Correlation Between NextNav Warrant and Eagle Point
Can any of the company-specific risk be diversified away by investing in both NextNav Warrant and Eagle Point at the same time? Although using a correlation coefficient on its own may not help to predict future stock returns, this module helps to understand the diversifiable risk of combining NextNav Warrant and Eagle Point into the same portfolio, which is an essential part of the fundamental portfolio management process.
By analyzing existing cross correlation between NextNav Warrant and Eagle Point Credit, you can compare the effects of market volatilities on NextNav Warrant and Eagle Point and check how they will diversify away market risk if combined in the same portfolio for a given time horizon. You can also utilize pair trading strategies of matching a long position in NextNav Warrant with a short position of Eagle Point. Check out your portfolio center. Please also check ongoing floating volatility patterns of NextNav Warrant and Eagle Point.
Diversification Opportunities for NextNav Warrant and Eagle Point
0.54 | Correlation Coefficient |
Very weak diversification
The 3 months correlation between NextNav and Eagle is 0.54. Overlapping area represents the amount of risk that can be diversified away by holding NextNav Warrant and Eagle Point Credit in the same portfolio, assuming nothing else is changed. The correlation between historical prices or returns on Eagle Point Credit and NextNav Warrant is a relative statistical measure of the degree to which these equity instruments tend to move together. The correlation coefficient measures the extent to which returns on NextNav Warrant are associated (or correlated) with Eagle Point. Values of the correlation coefficient range from -1 to +1, where. The correlation of zero (0) is possible when the price movement of Eagle Point Credit has no effect on the direction of NextNav Warrant i.e., NextNav Warrant and Eagle Point go up and down completely randomly.

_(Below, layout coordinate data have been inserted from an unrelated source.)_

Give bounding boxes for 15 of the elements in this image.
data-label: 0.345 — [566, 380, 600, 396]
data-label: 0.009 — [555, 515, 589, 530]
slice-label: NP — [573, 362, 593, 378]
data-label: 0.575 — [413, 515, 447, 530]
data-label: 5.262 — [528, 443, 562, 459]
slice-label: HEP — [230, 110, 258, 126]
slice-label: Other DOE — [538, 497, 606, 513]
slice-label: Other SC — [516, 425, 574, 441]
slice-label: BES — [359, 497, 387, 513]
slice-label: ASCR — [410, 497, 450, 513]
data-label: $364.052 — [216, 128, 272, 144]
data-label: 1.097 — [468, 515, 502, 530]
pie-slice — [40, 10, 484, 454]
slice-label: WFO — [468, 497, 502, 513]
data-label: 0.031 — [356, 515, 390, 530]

Pair Corralation between NextNav Warrant and Eagle Point
Assuming the 90 days horizon NextNav Warrant is expected to generate 34.55 times more return on investment than Eagle Point. However, NextNav Warrant is 34.55 times more volatile than Eagle Point Credit. It trades about 0.25 of its potential returns per unit of risk. Eagle Point Credit is currently generating about 0.39 per unit of risk. If you would invest 489.00 in NextNav Warrant on September 5, 2024 and sell it today you would earn a total of 144.00 from holding NextNav Warrant or generate 29.45% return on investment over 90 days.
Time Period | 3 Months [change] |
Direction | Moves Together |
Strength | Weak |
Accuracy | 95.45% |
Values | Daily Returns |
NextNav Warrant vs. Eagle Point Credit
Performance |
Timeline |
NextNav Warrant |
Eagle Point Credit |
NextNav Warrant and Eagle Point Volatility Contrast
Predicted Return Density |
Returns |
Pair Trading with NextNav Warrant and Eagle Point
The main advantage of trading using opposite NextNav Warrant and Eagle Point positions is that it hedges away some unsystematic risk. Because of two separate transactions, even if NextNav Warrant position performs unexpectedly, Eagle Point can make up some of the losses. Pair trading also minimizes risk from directional movements in the market. For example, if an entire industry or sector drops because of unexpected headlines, the short position in Eagle Point will offset losses from the drop in Eagle Point's long position.The idea behind NextNav Warrant and Eagle Point Credit pairs trading is to make the combined position market-neutral, meaning the overall market's direction will not affect its win or loss (or potential downside or upside). This can be achieved by designing a pairs trade with two highly correlated stocks or equities that operate in a similar space or sector, making it possible to obtain profits through simple and relatively low-risk investment.Eagle Point vs. Prospect Capital | Eagle Point vs. State Street | Eagle Point vs. OFS Credit Company, | Eagle Point vs. OFS Credit |
Check out your portfolio center.Note that this page's information should be used as a complementary analysis to find the right mix of equity instruments to add to your existing portfolios or create a brand new portfolio. You can also try the Correlation Analysis module to reduce portfolio risk simply by holding instruments which are not perfectly correlated.